Trump a attribué ce résultat à l'opération «Furie Épique», lancée le 28 février contre des installations militaires et nucléaires iraniennes, et a qualifié l'Iran de «principal soutien du terrorisme».
«Ils n'auront jamais d'arme nucléaire, et ils le savent», a-t-il ajouté.
La Maison Blanche n'a pas fourni de détails sur le chemin qu'elle va emprunter, et ce changement de plans intervient alors que Washington et Téhéran négocient, par l'intermédiaire de médiateurs pakistanais, un accord visant à mettre fin à la guerre et à rouvrir le détroit d'Ormuz, par où transite environ 20 % du pétrole mondial.

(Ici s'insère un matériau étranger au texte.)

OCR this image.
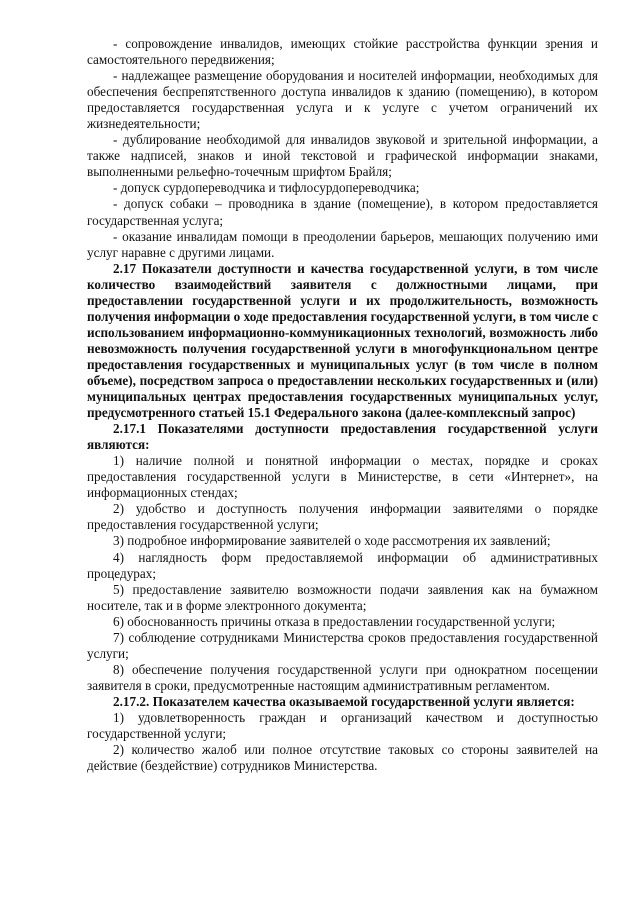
- сопровождение инвалидов, имеющих стойкие расстройства функции зрения и самостоятельного передвижения;

- надлежащее размещение оборудования и носителей информации, необходимых для обеспечения беспрепятственного доступа инвалидов к зданию (помещению), в котором предоставляется государственная услуга и к услуге с учетом ограничений их жизнедеятельности;

- дублирование необходимой для инвалидов звуковой и зрительной информации, а также надписей, знаков и иной текстовой и графической информации знаками, выполненными рельефно-точечным шрифтом Брайля;

- допуск сурдопереводчика и тифлосурдопереводчика;

- допуск собаки – проводника в здание (помещение), в котором предоставляется государственная услуга;

- оказание инвалидам помощи в преодолении барьеров, мешающих получению ими услуг наравне с другими лицами.

2.17 Показатели доступности и качества государственной услуги, в том числе количество взаимодействий заявителя с должностными лицами, при предоставлении государственной услуги и их продолжительность, возможность получения информации о ходе предоставления государственной услуги, в том числе с использованием информационно-коммуникационных технологий, возможность либо невозможность получения государственной услуги в многофункциональном центре предоставления государственных и муниципальных услуг (в том числе в полном объеме), посредством запроса о предоставлении нескольких государственных и (или) муниципальных центрах предоставления государственных муниципальных услуг, предусмотренного статьей 15.1 Федерального закона (далее-комплексный запрос)

2.17.1 Показателями доступности предоставления государственной услуги являются:

1) наличие полной и понятной информации о местах, порядке и сроках предоставления государственной услуги в Министерстве, в сети «Интернет», на информационных стендах;

2) удобство и доступность получения информации заявителями о порядке предоставления государственной услуги;

3) подробное информирование заявителей о ходе рассмотрения их заявлений;

4) наглядность форм предоставляемой информации об административных процедурах;

5) предоставление заявителю возможности подачи заявления как на бумажном носителе, так и в форме электронного документа;

6) обоснованность причины отказа в предоставлении государственной услуги;

7) соблюдение сотрудниками Министерства сроков предоставления государственной услуги;

8) обеспечение получения государственной услуги при однократном посещении заявителя в сроки, предусмотренные настоящим административным регламентом.

2.17.2. Показателем качества оказываемой государственной услуги является:

1) удовлетворенность граждан и организаций качеством и доступностью государственной услуги;

2) количество жалоб или полное отсутствие таковых со стороны заявителей на действие (бездействие) сотрудников Министерства.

La semaine a été marquée par une intense pression diplomatique. Jeudi dernier, Trump a temporairement suspendu l'opération « Project Freedom » dans le détroit d'Ormuz après avoir rapporté un « grand progrès » dans les négociations, selon CBS News.

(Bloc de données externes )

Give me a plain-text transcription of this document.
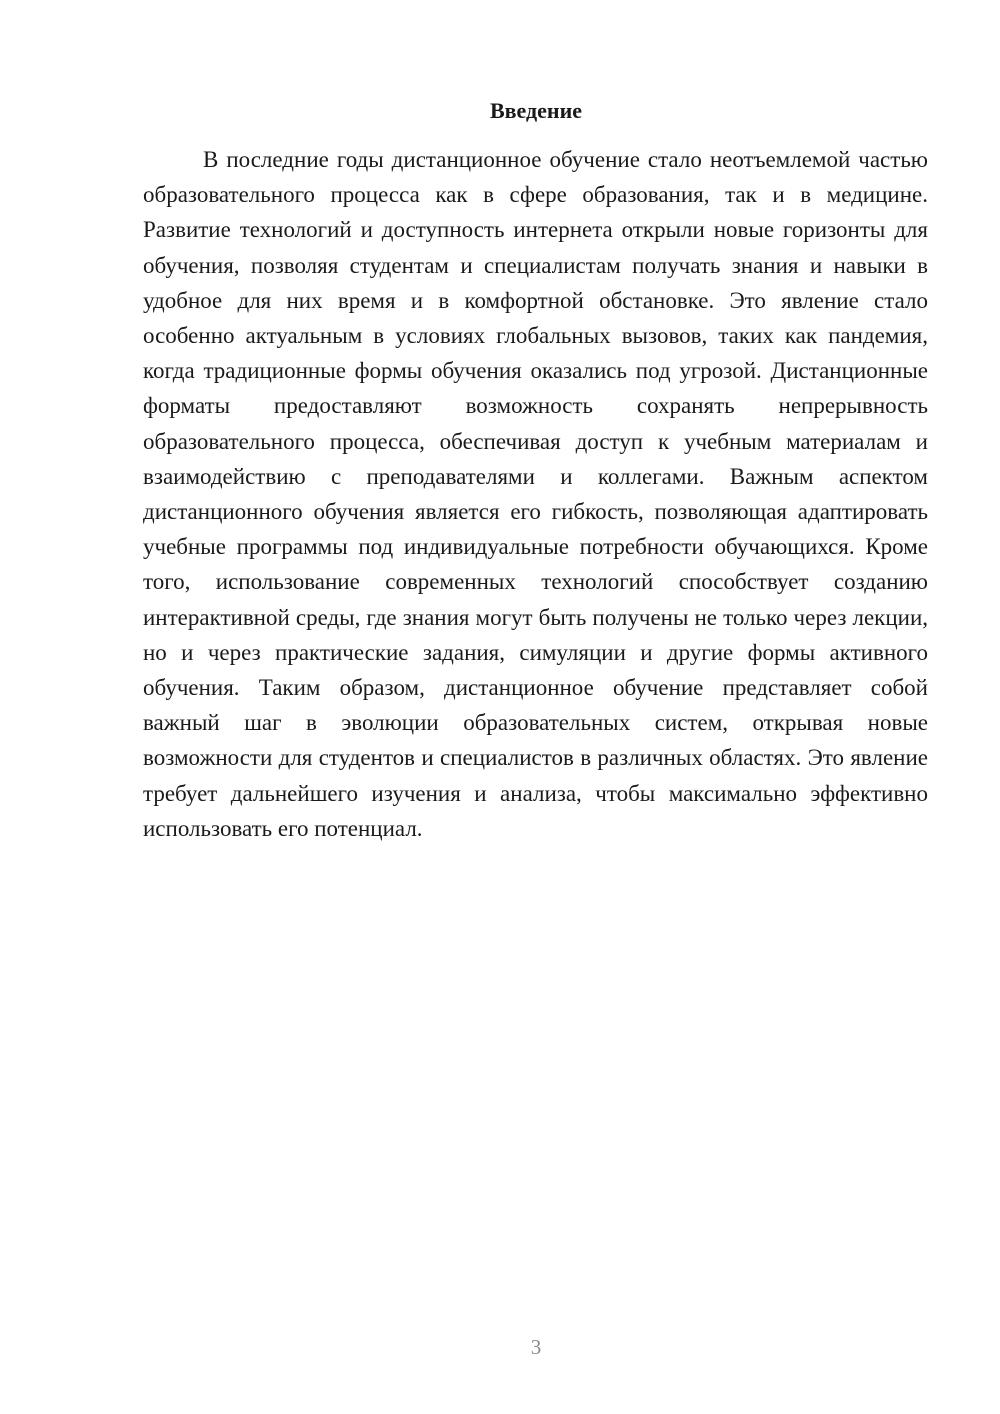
Введение

В последние годы дистанционное обучение стало неотъемлемой частью образовательного процесса как в сфере образования, так и в медицине. Развитие технологий и доступность интернета открыли новые горизонты для обучения, позволяя студентам и специалистам получать знания и навыки в удобное для них время и в комфортной обстановке. Это явление стало особенно актуальным в условиях глобальных вызовов, таких как пандемия, когда традиционные формы обучения оказались под угрозой. Дистанционные форматы предоставляют возможность сохранять непрерывность образовательного процесса, обеспечивая доступ к учебным материалам и взаимодействию с преподавателями и коллегами. Важным аспектом дистанционного обучения является его гибкость, позволяющая адаптировать учебные программы под индивидуальные потребности обучающихся. Кроме того, использование современных технологий способствует созданию интерактивной среды, где знания могут быть получены не только через лекции, но и через практические задания, симуляции и другие формы активного обучения. Таким образом, дистанционное обучение представляет собой важный шаг в эволюции образовательных систем, открывая новые возможности для студентов и специалистов в различных областях. Это явление требует дальнейшего изучения и анализа, чтобы максимально эффективно использовать его потенциал.

3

Le secrétaire à la Défense Pete Hegseth a confirmé ce même jour que le cessez-le-feu « demeure pour l’instant », mais a averti que les forces américaines sont prêtes à reprendre les opérations si aucun accord n'est atteint.
Le secrétaire d'État Marco Rubio a reconnu que les discussions indirectes montraient « un certain progrès », bien que les points clés concernant l'enrichissement d'uranium demeurent non résolus.
Le cœur du désaccord réside dans la durée de la moratoire nucléaire : Washington exige 20 ans pour l'enrichissement de l'uranium, tandis que l'Iran a proposé des pauses de cinq à 15 ans, et réclame également 270 milliards de dollars en compensation de guerre.
La dynamique de négociation a été sous une pression maximale de la part de Trump. Lundi dernier, il a qualifié la réponse iranienne de « totalement inacceptable » et a déclaré qu'il visait une « victoire complète ». Le 17 mai, il a menacé qu'il « ne restera rien » de l'Iran s'il n'y avait pas d'accord, et le 19 mai, il a donné à Téhéran un ultimatum de « deux ou trois jours » pour accepter un accord nucléaire.
En parallèle au conflit avec l'Iran, Trump menace depuis des semaines d'une éventuelle intervention militaire à Cuba, pays sur lequel il a intensifié la pression avec un blocus pétrolier et l'inculpation, cette même semaine, de l'ancien président Raúl Castro.
L'Iran, de son côté, a indiqué qu'un accord avec les États-Unis « n'est pas proche », malgré l'augmentation de l'activité diplomatique des dernières semaines.